Encryptbot

Encryptbot create a Let's Encrypt SSL certificate with multiple wildcard domains that is managed in Heroku.

The gem will:

  • Create a Let's Encrypt Certificate
  • Add Let's Encrypt DNS Challenge TXT records for domains managed in AWS Route 53
  • Add the certificate to a Heroku SNI endpoint

Pre-setup

  1. Using AWS Route 53, create a Hosted Zone
  2. Create an AWS IAM user with the following permissions and get an API access key and secret.
{
    "Version": "2012-10-17",
    "Statement": [
        {
            "Sid": "VisualEditor0",
            "Effect": "Allow",
            "Action": "route53:ChangeResourceRecordSets",
            "Resource": "arn:aws:route53:::hostedzone/YOUR_ZONE_NAME_ID_HERE"
        },
        {
            "Sid": "VisualEditor1",
            "Effect": "Allow",
            "Action": "route53:GetChange",
            "Resource": "arn:aws:route53:::change/*"
        }
    ]
}
  1. Add a CNAME called "_acme-challenege" pointing to your Route 53 name. If you're using Cloudflare, turn off proxying.
  2. You're now ready to go.

Installation

Add this line to your application's Gemfile:

gem 'encryptbot'

And then execute:

$ bundle

Or install it yourself as:

$ gem install encryptbot

Usage

Add an initializer file to your rails application and all applicable config settings.

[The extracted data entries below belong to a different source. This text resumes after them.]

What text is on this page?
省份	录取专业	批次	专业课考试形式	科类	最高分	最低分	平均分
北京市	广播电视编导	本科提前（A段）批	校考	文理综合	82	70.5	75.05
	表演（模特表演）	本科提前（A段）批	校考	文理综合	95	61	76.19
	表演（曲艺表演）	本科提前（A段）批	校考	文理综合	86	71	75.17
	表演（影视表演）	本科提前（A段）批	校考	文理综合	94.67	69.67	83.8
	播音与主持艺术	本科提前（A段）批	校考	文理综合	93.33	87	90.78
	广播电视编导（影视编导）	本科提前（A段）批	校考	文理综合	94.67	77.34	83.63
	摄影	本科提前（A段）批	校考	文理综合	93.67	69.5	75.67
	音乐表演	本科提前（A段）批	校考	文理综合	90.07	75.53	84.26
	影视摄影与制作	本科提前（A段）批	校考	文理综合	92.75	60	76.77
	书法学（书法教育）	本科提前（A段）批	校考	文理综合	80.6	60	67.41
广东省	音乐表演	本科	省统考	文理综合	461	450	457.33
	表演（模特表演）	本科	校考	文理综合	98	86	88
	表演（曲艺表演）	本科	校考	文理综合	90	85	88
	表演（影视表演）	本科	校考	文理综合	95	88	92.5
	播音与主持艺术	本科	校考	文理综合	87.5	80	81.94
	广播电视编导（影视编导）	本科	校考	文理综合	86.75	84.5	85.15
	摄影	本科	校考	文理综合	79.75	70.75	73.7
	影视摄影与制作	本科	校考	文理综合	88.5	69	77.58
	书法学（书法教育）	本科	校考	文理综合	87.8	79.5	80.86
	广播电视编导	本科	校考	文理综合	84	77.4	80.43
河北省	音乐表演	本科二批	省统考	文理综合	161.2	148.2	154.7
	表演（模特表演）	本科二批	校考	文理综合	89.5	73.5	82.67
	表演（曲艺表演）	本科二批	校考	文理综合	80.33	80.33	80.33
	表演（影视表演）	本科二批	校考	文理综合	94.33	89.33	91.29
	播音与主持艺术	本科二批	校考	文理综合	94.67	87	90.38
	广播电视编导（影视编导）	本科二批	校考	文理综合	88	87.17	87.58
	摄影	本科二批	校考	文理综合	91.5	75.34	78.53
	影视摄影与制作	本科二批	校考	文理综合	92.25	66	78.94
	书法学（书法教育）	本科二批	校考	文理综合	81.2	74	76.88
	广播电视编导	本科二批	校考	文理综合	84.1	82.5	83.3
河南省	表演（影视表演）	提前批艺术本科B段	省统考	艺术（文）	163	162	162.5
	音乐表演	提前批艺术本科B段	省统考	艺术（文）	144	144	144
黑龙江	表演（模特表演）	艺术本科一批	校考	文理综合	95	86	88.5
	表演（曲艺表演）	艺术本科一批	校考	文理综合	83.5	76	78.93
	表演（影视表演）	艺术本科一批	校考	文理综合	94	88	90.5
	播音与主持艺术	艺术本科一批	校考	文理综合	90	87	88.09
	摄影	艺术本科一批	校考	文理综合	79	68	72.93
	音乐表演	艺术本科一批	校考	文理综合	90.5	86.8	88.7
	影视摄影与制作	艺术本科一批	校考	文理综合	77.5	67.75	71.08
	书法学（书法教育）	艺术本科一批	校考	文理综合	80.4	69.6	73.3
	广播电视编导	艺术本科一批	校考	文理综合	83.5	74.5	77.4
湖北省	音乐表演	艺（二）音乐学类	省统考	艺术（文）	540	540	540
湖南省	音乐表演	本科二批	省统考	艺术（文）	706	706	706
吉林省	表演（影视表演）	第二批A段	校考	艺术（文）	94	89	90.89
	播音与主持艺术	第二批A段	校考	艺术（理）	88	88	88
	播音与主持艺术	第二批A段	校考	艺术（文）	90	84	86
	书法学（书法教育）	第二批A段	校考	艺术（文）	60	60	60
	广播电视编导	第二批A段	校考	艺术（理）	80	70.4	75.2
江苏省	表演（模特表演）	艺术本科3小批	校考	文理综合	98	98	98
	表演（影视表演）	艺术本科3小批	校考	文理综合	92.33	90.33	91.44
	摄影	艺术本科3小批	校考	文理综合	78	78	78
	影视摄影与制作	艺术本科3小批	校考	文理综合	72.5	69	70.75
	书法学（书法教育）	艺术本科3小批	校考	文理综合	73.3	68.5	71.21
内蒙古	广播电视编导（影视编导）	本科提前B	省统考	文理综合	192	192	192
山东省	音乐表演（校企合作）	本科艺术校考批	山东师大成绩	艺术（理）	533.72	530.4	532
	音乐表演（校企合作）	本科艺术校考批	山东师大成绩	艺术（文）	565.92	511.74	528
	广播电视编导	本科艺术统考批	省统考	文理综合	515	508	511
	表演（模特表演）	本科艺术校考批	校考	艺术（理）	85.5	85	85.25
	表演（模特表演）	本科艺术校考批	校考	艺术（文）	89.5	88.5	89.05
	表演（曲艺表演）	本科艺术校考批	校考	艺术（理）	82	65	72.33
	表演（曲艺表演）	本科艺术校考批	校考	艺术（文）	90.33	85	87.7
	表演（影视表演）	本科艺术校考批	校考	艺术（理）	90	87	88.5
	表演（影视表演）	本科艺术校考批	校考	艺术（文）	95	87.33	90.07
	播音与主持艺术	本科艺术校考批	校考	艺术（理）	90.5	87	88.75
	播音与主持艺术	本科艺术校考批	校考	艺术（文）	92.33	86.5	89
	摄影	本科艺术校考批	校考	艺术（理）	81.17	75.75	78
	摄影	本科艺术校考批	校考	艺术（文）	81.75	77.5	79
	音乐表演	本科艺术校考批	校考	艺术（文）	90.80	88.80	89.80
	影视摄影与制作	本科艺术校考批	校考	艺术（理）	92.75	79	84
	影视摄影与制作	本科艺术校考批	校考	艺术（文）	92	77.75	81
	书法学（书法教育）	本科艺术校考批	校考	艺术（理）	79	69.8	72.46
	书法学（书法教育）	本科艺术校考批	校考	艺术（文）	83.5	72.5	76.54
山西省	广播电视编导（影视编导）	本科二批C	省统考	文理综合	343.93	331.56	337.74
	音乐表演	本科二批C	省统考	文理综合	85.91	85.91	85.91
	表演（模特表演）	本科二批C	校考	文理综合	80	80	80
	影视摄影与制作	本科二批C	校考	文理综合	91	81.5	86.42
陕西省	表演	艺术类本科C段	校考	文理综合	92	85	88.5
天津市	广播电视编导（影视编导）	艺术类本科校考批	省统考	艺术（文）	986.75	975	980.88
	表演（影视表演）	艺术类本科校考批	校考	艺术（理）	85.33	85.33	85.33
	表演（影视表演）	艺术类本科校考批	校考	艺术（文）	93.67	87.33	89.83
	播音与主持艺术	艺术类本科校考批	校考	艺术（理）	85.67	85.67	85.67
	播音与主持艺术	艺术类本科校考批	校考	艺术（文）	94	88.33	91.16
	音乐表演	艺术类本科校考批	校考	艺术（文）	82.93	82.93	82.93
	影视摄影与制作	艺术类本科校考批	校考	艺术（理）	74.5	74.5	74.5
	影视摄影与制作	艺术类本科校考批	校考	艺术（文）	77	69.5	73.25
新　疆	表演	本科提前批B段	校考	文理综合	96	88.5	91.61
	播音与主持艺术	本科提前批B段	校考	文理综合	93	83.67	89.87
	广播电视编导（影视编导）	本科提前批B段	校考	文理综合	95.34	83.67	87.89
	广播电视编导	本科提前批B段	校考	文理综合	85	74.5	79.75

Encryptbot.configure do |config|
  config.heroku_app = "heroku_app_name"
  config.heroku_token = "heroku_api_token"
  config.acme_email = "[email protected]"
  config.route53_hosted_zone_id = "Z123456"
  config.route53_acme_record_name = "_acme-challenge.acme.domain.com"
  config.route53_access_key_id = "aws_api_key"
  config.route53_secret_access_key = "aws_api_secret"
  config.domains = ["*.domain1.com", "*.domain2.com"]
end

Request initial certificate

heroku run rails encryptbot:add_cert

Once the certificate has been initially setup, you can schedule the rake task to run every 30 days.

Contributing

Bug reports and pull requests are welcome on GitHub at https://github.com/adventistmedia/encryptbot. This project is intended to be a safe, welcoming space for collaboration, and contributors are expected to adhere to the Contributor Covenant code of conduct.

License

The gem is available as open source under the terms of the MIT License.

Code of Conduct

Everyone interacting in the encryptbot project’s codebases, issue trackers, chat rooms and mailing lists is expected to follow the code of conduct.